Play England campaign for access to the freedom and space for children and young people to have opportunities to play throughout their childhood. The Play England publication Charter for Children’s is a good starting point for reading about the importance of, and unique value of, play.

The value of play is now so well established that it is enshrined in the UN Convention on the Rights of the Child.

The Best Play document from the Children’s Play Council lists the Seven Play Objectives. The table below details these objectives along with how they are supported in a Forest School environment.

Description Forest School
Principle 1 The provision extends the choice and control that children have over their

play, the freedom they enjoy and the satisfaction they gain from it.
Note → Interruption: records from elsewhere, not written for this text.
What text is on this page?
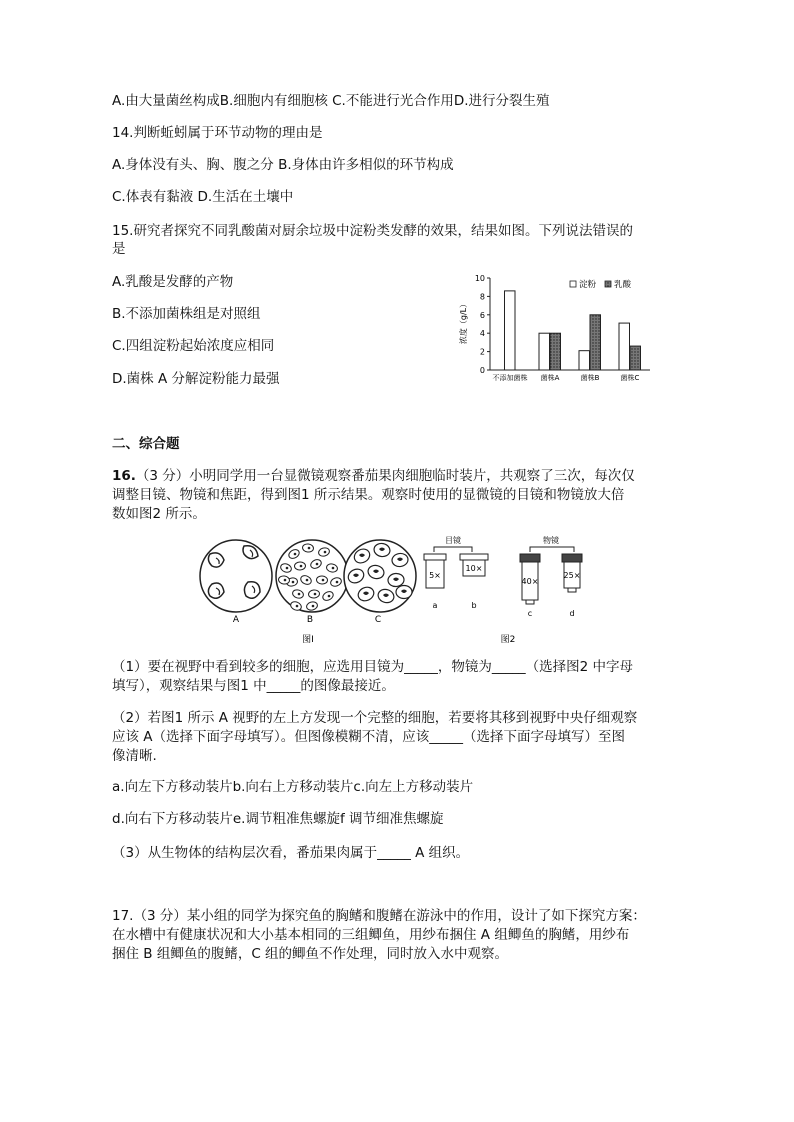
A.由大量菌丝构成B.细胞内有细胞核 C.不能进行光合作用D.进行分裂生殖

14.判断蚯蚓属于环节动物的理由是

A.身体没有头、胸、腹之分 B.身体由许多相似的环节构成

C.体表有黏液 D.生活在土壤中

15.研究者探究不同乳酸菌对厨余垃圾中淀粉类发酵的效果，结果如图。下列说法错误的

是

A.乳酸是发酵的产物

B.不添加菌株组是对照组

C.四组淀粉起始浓度应相同

D.菌株 A 分解淀粉能力最强

浓度（g/L）
0
2
4
6
8
10
不添加菌株 菌株A	菌株B	菌株C
淀粉 乳酸

二、综合题

16.（3 分）小明同学用一台显微镜观察番茄果肉细胞临时装片，共观察了三次，每次仅

调整目镜、物镜和焦距，得到图1 所示结果。观察时使用的显微镜的目镜和物镜放大倍

数如图2 所示。

A	B	C
图Ⅰ
目镜
5×
a
10×
b
物镜
40×
c
25×
d
图2

（1）要在视野中看到较多的细胞，应选用目镜为_____，物镜为_____（选择图2 中字母

填写），观察结果与图1 中_____的图像最接近。

（2）若图1 所示 A 视野的左上方发现一个完整的细胞，若要将其移到视野中央仔细观察

应该 A（选择下面字母填写）。但图像模糊不清，应该_____（选择下面字母填写）至图

像清晰.

a.向左下方移动装片b.向右上方移动装片c.向左上方移动装片

d.向右下方移动装片e.调节粗准焦螺旋f 调节细准焦螺旋

（3）从生物体的结构层次看，番茄果肉属于_____ A 组织。

17.（3 分）某小组的同学为探究鱼的胸鳍和腹鳍在游泳中的作用，设计了如下探究方案：

在水槽中有健康状况和大小基本相同的三组鲫鱼，用纱布捆住 A 组鲫鱼的胸鳍，用纱布

捆住 B 组鲫鱼的腹鳍，C 组的鲫鱼不作处理，同时放入水中观察。
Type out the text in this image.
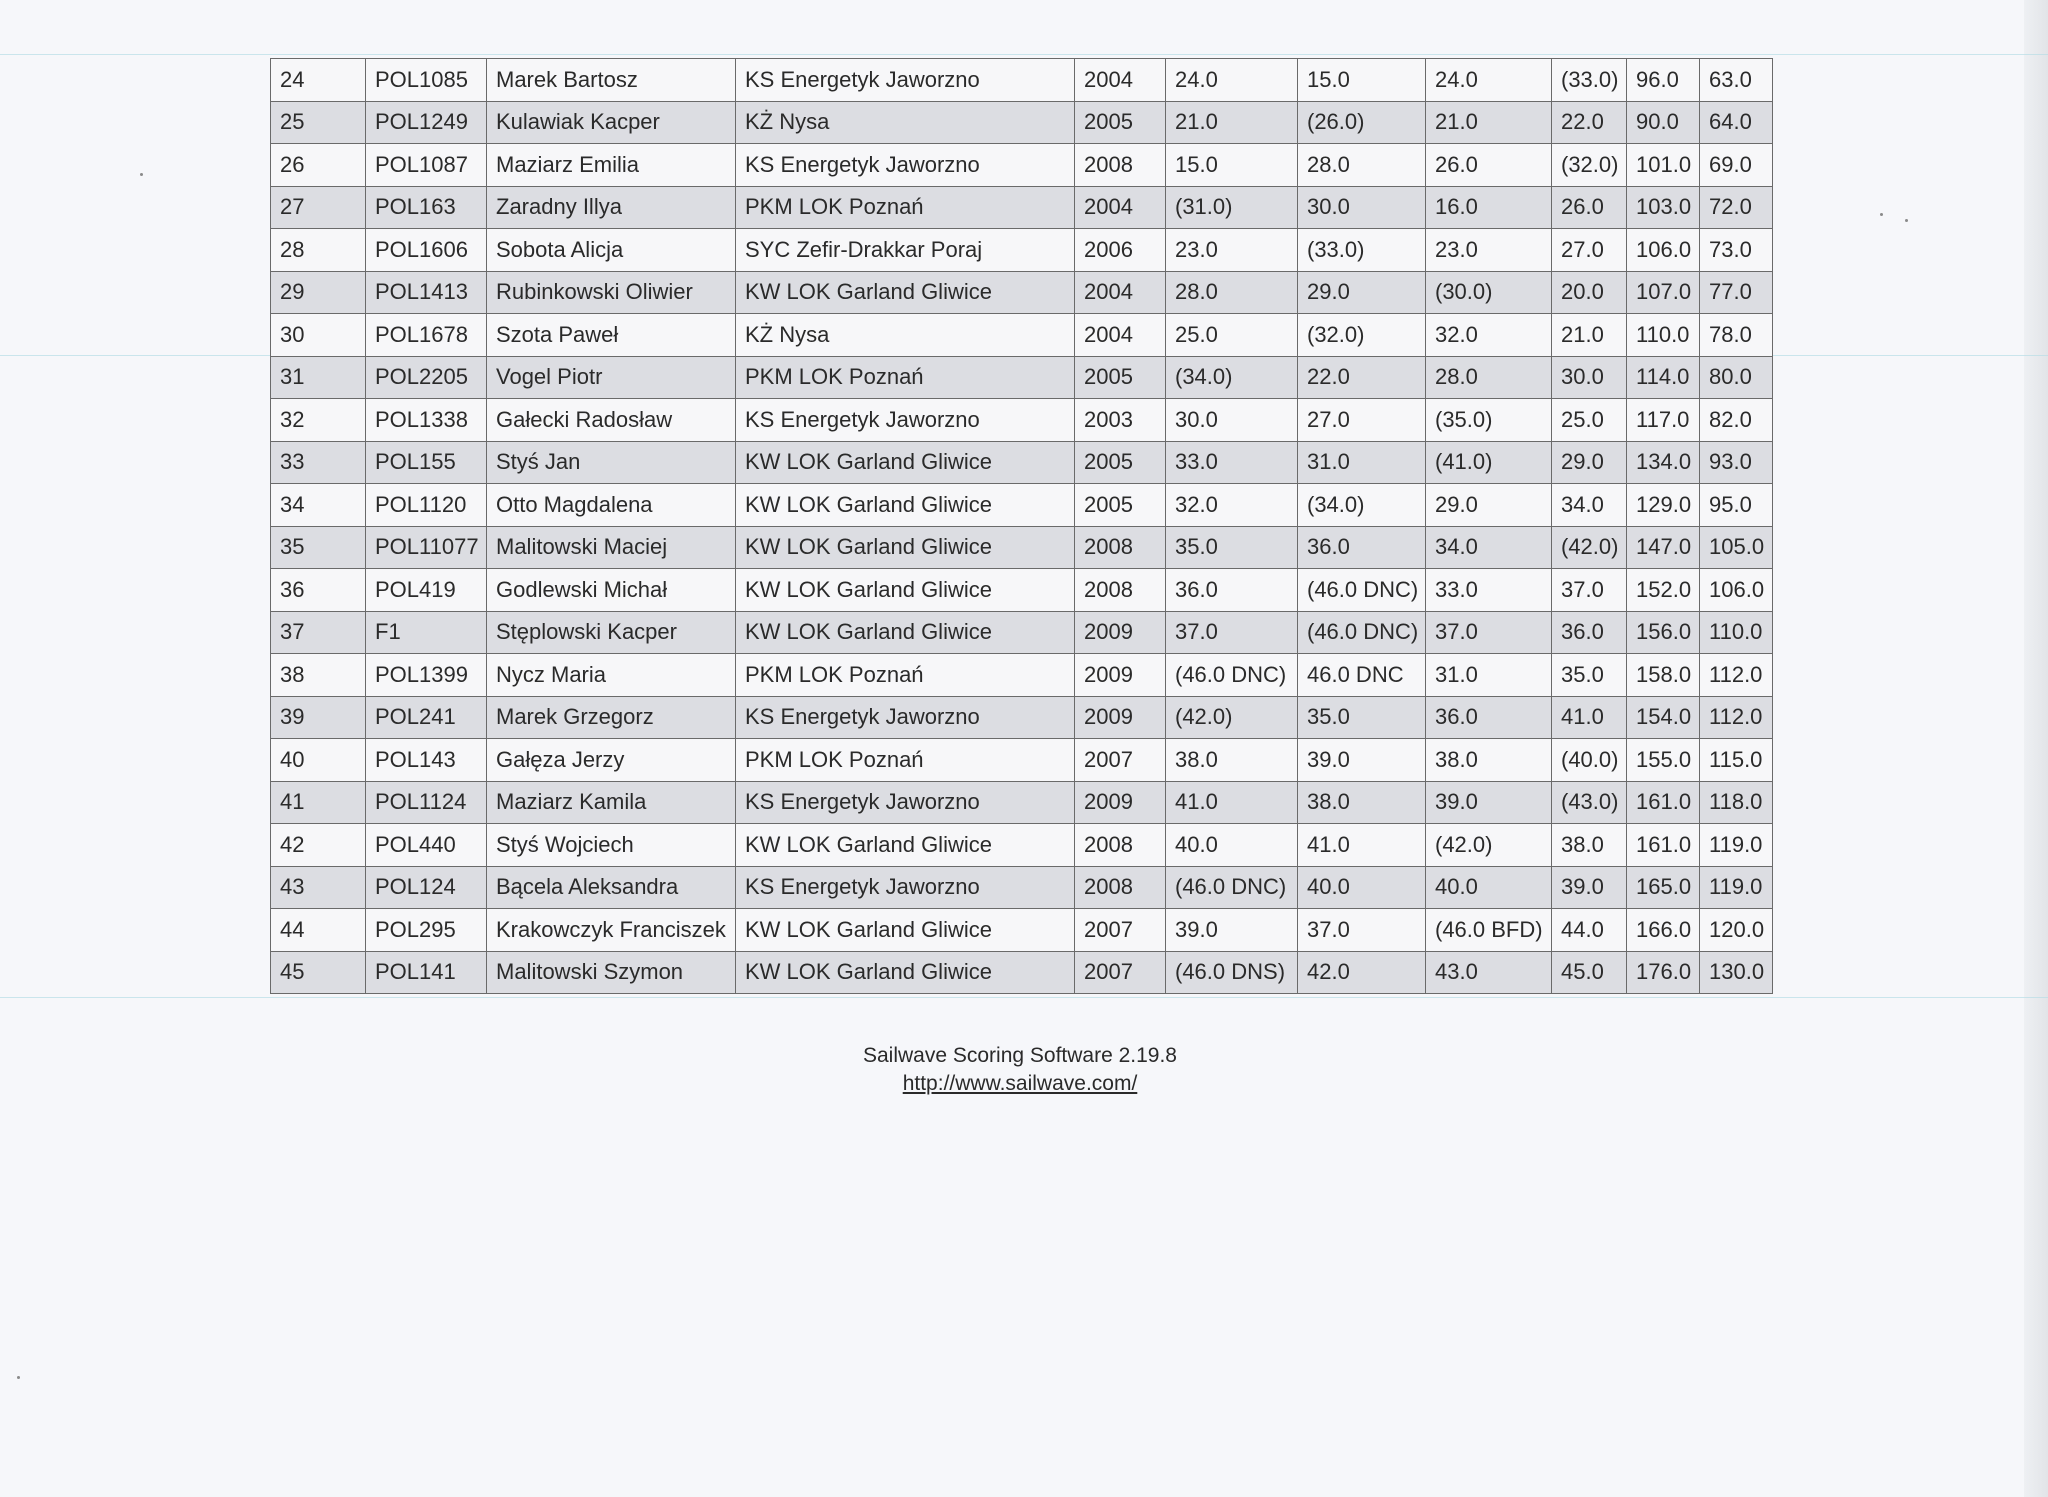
24	POL1085	Marek Bartosz	KS Energetyk Jaworzno	2004	24.0	15.0	24.0	(33.0)	96.0	63.0
25	POL1249	Kulawiak Kacper	KŻ Nysa	2005	21.0	(26.0)	21.0	22.0	90.0	64.0
26	POL1087	Maziarz Emilia	KS Energetyk Jaworzno	2008	15.0	28.0	26.0	(32.0)	101.0	69.0
27	POL163	Zaradny Illya	PKM LOK Poznań	2004	(31.0)	30.0	16.0	26.0	103.0	72.0
28	POL1606	Sobota Alicja	SYC Zefir-Drakkar Poraj	2006	23.0	(33.0)	23.0	27.0	106.0	73.0
29	POL1413	Rubinkowski Oliwier	KW LOK Garland Gliwice	2004	28.0	29.0	(30.0)	20.0	107.0	77.0
30	POL1678	Szota Paweł	KŻ Nysa	2004	25.0	(32.0)	32.0	21.0	110.0	78.0
31	POL2205	Vogel Piotr	PKM LOK Poznań	2005	(34.0)	22.0	28.0	30.0	114.0	80.0
32	POL1338	Gałecki Radosław	KS Energetyk Jaworzno	2003	30.0	27.0	(35.0)	25.0	117.0	82.0
33	POL155	Styś Jan	KW LOK Garland Gliwice	2005	33.0	31.0	(41.0)	29.0	134.0	93.0
34	POL1120	Otto Magdalena	KW LOK Garland Gliwice	2005	32.0	(34.0)	29.0	34.0	129.0	95.0
35	POL11077	Malitowski Maciej	KW LOK Garland Gliwice	2008	35.0	36.0	34.0	(42.0)	147.0	105.0
36	POL419	Godlewski Michał	KW LOK Garland Gliwice	2008	36.0	(46.0 DNC)	33.0	37.0	152.0	106.0
37	F1	Stęplowski Kacper	KW LOK Garland Gliwice	2009	37.0	(46.0 DNC)	37.0	36.0	156.0	110.0
38	POL1399	Nycz Maria	PKM LOK Poznań	2009	(46.0 DNC)	46.0 DNC	31.0	35.0	158.0	112.0
39	POL241	Marek Grzegorz	KS Energetyk Jaworzno	2009	(42.0)	35.0	36.0	41.0	154.0	112.0
40	POL143	Gałęza Jerzy	PKM LOK Poznań	2007	38.0	39.0	38.0	(40.0)	155.0	115.0
41	POL1124	Maziarz Kamila	KS Energetyk Jaworzno	2009	41.0	38.0	39.0	(43.0)	161.0	118.0
42	POL440	Styś Wojciech	KW LOK Garland Gliwice	2008	40.0	41.0	(42.0)	38.0	161.0	119.0
43	POL124	Bącela Aleksandra	KS Energetyk Jaworzno	2008	(46.0 DNC)	40.0	40.0	39.0	165.0	119.0
44	POL295	Krakowczyk Franciszek	KW LOK Garland Gliwice	2007	39.0	37.0	(46.0 BFD)	44.0	166.0	120.0
45	POL141	Malitowski Szymon	KW LOK Garland Gliwice	2007	(46.0 DNS)	42.0	43.0	45.0	176.0	130.0
Sailwave Scoring Software 2.19.8
http://www.sailwave.com/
A key principle of forest school is that activities are child led and that children are able to opt in/out of activities and have input into and control over the direction of the session.
Principle 2 The provision recognises the child’s need to test boundaries and responds

positively to that need.

Forest school sessions are designed to encourage children to step outside of their comfort zone and into the zone of proximal development. Forest school leaders observe children and reactively respond to changing needs.
Principle 3 The provision manages the balance between the need to offer risk and the

need to keep children safe from harm.

Forest school sessions often involve ‘risky’ activities such as tree climbing or tool use. Risk assessments for forest school activities actively consider the benefits of any high risk activity in order to enable children to experience controlled risk taking.
Principle 4 The provision maximises the range of play opportunities. As forest school sessions take place all year the change of seasons and variations in weather alone provides a wealth of different play opportunities. Different sites will also feature varying terrain and geographical features and different plants and wildlife.
Principle 5 The provision fosters independence and self-esteem. Forest school sessions are designed to provide children with opportunities to develop independence. Activities are set to support self esteem by being challenging but realistically achievable. The woodland environment is also ideal for supporting independence. There is scope for children to be able to work and play far further from staff than in traditional schooling environments.
Principle 6 The provision fosters children’s respect for others and offers opportunities for social interaction. Respect for each other is a key principle in forest school sessions. Opportunities can easily be engineered to enable children to work with those they may not instinctively choose to. The woodland environment being far larger than traditional classroom environments though also allows children to separate and play and work in the groups they are comfortable with.
Principle 7 The provision fosters the child’s well-being, healthy growth and development, knowledge and understanding, creativity and capacity to learn. A driving principle of forest school is that it should approach children’s development holistically and support the development of the whole child.